Inoltre, qui a Roma, il giovedì della III settimana di Quaresima corrisponde alla stazione quaresimale ai Santi Cosma e Damiano, venerati nell’omonima Basilica ai Fori Imperiali, poco distante. In essa sono custodite le reliquie dei cosiddetti santi anargiri, dal greco anargyroi, ossia «senza denaro». Infatti, questi santi martiri bizantini si dedicarono alla cura gratuita non soltanto dei poveri ma anche dei viandanti.

Così, anche noi umili viatores nel nostro percorso di fede, protetti dall’intercessione di San Tommaso d’Aquino e dai santi della liturgia stazionale di oggi, desideriamo addentrarci, seppur brevemente, nel palesare l’intersecarsi delle letture della Liturgia odierna con la persona e l’insegnamento del Santo Patrono di questa stimabile Università.
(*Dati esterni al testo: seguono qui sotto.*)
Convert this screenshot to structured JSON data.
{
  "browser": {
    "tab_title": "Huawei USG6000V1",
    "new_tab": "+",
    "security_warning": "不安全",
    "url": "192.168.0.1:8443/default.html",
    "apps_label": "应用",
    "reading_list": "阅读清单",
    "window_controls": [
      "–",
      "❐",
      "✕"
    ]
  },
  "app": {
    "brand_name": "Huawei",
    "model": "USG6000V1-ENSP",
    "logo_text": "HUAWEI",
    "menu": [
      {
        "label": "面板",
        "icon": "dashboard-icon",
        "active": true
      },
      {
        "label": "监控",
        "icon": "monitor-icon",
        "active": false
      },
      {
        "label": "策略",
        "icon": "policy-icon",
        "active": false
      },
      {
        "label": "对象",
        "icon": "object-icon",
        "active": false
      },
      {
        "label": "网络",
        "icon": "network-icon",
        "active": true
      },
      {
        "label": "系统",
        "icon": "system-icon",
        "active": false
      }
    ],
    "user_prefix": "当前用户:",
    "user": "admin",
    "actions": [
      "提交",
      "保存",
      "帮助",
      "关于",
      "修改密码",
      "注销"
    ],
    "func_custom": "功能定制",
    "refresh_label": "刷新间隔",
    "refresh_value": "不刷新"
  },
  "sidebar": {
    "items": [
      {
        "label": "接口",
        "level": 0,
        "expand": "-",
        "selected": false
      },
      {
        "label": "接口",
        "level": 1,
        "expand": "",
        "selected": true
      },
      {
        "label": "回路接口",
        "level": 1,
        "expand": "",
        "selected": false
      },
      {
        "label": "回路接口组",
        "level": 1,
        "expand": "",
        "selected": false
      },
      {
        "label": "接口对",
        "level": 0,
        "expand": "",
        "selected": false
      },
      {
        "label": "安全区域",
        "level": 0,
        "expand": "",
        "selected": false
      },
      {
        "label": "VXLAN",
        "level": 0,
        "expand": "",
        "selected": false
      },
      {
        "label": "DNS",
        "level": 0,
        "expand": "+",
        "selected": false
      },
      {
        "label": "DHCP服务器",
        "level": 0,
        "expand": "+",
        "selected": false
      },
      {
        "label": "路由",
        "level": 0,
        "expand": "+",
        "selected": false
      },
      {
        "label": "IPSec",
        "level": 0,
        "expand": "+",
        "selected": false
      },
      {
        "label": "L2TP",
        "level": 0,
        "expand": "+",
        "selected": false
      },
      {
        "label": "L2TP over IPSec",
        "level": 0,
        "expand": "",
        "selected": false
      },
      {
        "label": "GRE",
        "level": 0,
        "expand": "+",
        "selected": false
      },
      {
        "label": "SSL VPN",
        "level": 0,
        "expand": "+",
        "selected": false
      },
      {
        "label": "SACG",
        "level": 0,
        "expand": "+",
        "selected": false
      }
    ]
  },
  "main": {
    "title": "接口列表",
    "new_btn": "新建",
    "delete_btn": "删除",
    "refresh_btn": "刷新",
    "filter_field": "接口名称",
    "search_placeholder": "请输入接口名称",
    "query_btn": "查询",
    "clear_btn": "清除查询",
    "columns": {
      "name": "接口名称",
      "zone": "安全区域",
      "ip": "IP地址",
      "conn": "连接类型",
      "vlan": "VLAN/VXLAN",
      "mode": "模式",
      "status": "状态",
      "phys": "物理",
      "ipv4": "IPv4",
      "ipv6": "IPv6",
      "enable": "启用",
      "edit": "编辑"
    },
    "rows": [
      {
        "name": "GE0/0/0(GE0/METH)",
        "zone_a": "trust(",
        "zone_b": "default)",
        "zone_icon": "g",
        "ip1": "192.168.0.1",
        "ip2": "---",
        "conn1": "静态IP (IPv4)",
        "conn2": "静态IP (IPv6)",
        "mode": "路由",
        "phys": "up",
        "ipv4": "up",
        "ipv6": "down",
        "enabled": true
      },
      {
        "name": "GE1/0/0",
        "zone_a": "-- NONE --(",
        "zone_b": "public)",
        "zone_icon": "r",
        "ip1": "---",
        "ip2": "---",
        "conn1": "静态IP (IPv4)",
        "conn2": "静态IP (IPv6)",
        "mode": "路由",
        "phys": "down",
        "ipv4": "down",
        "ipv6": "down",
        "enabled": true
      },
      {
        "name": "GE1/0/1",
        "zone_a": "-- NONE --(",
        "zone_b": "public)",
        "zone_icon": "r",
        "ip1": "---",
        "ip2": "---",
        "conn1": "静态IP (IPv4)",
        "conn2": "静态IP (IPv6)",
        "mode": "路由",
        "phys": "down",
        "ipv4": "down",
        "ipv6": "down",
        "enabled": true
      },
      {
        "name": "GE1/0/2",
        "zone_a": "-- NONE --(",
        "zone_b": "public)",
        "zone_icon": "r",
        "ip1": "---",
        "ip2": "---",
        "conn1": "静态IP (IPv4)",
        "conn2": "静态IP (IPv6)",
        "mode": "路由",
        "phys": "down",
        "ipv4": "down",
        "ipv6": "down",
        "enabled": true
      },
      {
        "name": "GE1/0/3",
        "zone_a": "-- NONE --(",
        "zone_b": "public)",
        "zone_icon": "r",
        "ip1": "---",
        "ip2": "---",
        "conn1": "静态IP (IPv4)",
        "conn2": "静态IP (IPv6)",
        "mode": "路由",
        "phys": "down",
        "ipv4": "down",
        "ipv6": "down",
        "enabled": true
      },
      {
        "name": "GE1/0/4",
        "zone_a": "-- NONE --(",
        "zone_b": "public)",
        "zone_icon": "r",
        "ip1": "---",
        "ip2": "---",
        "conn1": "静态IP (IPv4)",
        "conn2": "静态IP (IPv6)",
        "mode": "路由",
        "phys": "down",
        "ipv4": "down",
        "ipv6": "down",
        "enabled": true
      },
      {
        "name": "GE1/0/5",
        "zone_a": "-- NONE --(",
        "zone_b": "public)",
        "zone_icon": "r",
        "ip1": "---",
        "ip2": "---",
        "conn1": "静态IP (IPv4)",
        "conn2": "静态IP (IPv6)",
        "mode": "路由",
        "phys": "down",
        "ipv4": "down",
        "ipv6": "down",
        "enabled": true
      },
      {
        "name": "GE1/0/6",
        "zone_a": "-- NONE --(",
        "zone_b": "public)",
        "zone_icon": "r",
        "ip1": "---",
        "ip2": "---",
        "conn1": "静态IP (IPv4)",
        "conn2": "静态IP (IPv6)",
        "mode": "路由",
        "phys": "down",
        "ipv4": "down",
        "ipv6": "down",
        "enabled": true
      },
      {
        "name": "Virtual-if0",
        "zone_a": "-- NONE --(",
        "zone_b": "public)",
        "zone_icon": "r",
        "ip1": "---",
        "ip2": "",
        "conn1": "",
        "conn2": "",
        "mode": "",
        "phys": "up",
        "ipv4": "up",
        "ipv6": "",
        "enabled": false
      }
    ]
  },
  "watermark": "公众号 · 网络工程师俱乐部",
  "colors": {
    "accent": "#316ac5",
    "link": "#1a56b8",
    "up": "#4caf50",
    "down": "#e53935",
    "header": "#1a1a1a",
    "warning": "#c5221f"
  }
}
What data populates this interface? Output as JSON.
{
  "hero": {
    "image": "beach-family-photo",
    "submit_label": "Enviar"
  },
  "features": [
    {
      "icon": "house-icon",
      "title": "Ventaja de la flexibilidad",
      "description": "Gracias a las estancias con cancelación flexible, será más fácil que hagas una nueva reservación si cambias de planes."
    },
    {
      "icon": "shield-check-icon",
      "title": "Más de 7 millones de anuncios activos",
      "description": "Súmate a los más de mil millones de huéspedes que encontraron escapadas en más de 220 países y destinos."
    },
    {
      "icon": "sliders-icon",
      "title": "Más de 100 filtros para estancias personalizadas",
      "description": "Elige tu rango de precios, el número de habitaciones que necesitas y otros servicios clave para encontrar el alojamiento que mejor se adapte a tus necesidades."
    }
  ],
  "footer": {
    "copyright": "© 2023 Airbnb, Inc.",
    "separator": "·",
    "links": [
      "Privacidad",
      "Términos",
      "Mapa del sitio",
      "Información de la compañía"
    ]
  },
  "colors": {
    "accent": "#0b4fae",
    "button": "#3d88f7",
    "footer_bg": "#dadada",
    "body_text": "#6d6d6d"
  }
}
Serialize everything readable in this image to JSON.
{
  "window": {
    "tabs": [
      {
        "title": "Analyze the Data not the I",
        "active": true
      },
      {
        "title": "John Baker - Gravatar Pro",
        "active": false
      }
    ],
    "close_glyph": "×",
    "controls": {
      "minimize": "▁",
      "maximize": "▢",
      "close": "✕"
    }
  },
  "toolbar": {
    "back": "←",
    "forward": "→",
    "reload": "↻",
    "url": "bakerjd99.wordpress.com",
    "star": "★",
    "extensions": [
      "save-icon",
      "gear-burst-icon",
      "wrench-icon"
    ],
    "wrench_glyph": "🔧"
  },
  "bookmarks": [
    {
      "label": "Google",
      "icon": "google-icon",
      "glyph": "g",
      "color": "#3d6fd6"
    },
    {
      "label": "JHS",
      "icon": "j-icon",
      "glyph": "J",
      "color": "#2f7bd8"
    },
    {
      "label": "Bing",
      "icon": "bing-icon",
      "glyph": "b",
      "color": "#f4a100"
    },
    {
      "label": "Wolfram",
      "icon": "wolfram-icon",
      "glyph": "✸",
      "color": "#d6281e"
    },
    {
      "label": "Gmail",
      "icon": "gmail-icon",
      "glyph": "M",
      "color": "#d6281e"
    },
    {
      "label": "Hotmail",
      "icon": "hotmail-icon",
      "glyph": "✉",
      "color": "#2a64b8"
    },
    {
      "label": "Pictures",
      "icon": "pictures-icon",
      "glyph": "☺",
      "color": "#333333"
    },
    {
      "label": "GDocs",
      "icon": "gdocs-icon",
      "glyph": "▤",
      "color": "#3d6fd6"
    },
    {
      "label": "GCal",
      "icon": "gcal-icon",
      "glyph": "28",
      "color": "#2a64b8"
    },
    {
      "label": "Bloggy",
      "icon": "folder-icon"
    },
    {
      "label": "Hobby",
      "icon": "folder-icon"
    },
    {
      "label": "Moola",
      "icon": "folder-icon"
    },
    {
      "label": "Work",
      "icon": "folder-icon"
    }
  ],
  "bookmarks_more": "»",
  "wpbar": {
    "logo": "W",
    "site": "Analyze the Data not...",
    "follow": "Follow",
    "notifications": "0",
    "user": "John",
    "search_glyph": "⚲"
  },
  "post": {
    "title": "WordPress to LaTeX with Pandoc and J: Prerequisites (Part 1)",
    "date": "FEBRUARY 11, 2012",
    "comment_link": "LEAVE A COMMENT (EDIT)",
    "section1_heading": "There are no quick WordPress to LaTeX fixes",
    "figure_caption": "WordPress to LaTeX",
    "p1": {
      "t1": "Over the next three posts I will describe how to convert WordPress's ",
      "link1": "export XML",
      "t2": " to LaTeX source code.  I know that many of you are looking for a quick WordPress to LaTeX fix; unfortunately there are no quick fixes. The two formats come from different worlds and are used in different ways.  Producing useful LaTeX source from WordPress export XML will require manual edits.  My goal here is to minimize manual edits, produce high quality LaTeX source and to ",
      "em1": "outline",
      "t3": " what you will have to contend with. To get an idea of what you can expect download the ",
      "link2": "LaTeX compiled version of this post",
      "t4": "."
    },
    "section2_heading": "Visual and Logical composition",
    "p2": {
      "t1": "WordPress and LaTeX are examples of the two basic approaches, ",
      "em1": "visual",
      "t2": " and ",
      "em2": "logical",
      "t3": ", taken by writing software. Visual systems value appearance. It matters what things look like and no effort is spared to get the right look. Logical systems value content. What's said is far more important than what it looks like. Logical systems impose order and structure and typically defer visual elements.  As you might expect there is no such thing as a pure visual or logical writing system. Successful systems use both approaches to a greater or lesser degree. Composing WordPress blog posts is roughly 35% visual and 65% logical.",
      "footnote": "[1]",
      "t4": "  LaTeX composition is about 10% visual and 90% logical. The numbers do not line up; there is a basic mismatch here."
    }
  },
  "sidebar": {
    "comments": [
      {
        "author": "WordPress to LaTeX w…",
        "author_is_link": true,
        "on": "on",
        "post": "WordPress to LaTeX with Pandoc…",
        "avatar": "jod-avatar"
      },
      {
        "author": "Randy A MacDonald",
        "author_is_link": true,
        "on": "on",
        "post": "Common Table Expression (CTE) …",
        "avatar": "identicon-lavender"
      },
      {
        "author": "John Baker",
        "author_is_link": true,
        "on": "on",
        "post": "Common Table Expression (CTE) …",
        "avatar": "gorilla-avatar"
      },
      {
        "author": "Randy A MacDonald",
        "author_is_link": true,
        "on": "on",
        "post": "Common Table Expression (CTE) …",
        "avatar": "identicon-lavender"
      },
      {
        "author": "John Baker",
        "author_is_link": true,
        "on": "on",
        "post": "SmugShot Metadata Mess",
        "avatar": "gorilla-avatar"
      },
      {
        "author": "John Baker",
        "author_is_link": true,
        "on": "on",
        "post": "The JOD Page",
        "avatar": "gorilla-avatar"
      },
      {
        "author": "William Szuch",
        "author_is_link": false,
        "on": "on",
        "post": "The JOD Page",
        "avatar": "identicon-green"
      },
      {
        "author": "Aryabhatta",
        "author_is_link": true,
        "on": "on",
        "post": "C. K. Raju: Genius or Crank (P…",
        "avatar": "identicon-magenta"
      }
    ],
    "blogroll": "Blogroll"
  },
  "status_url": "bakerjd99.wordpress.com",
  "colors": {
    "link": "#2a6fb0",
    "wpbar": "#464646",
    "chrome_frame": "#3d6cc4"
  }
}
Quale ulteriore celere premessa, permettetemi soltanto di condividervi in una frase non soltanto la gratitudine per avermi invitato a presiedere questa celebrazione eucaristica, ma anche la personale piccolezza nell’accingermi in tale consesso a venerare con impegnativa sintesi l’ampissima figura dell’Aquinate. Un mio predecessore, al tempo Priore provinciale della Provincia Utriusque-Lombardiae confidenziava nel suo diario: «se non predico io sono nulla, se predico sento il mio nulla».[1] Desidero fare mie queste parole autenticamente domenicane condividendovi in semplicità ciò che il Signore ha ispirato al mio cuore sacerdotale nella rifrazione della Sua Parola.

L’intera Liturgia Verbi odierna appare concentrarsi in due polarità: l’ascolto e il rifiuto. All’interno del contesto sacrificale d’Israele, ormai lontano dall’originario comando di Jhavè, con il linguaggio antitetico e radicale proprio alla letteratura semita, Geremia invita il popolo a ravvedersi. L’ostinazione del cuore malvagio nasce dal rifiuto dell’ascolto del primo ordine di Dio: «Ascoltate la mia voce e io sarò il vostro Dio e voi sarete mio popolo» (Ger 7,24a). L’inaccoglienza della voce divina comporta la negazione della sua appartenenza. Ciò trova ulteriore conferma: «camminate sempre sulla strada che vi prescriverò, perché siate felici» (Ger 7,24b). Non si tratta di un ascolto puramente passivo. Al contrario, il verbum di Dio è intrinsecamente azione nel tempo in avvenimento, predicata primariamente nel cuore dell’uomo o, meglio, al suo intelletto. Dunque, come il verbum mentis nell’ordine intellettivo produce l’atto dell’intellezione, il Verbo divino sempre in atto si propone all’anima nella sua perfetta unità.[2] Completano le parole del salmista, «una parola ha detto Dio, due ne ho udite» (Sal 63,12), a indire la natura discorsiva del verbo umano. In essa, nel nitido splendore dell’opus gratiae, la Parola di Dio accolta ruminata e celebrata nella complessità esistenziale di ciascuno ispira i variegati e imprevedibili sentieri della volontà di Dio. Già questo basterebbe ad aprire l’orizzonte riflessivo all’antropologia tomista, capace di rispondere alla domanda piena di stupore dell’orante: «cos’è l’uomo perché te ne curi?» (Sal 8,5). Indagare l’uomo nella sua unità di anima e di corpo, concependolo integralmente, ponendo in dialogo la natura, oggetto proprio della filosofia, con la comprensione della rivelazione divina, cuore della teologia.[3]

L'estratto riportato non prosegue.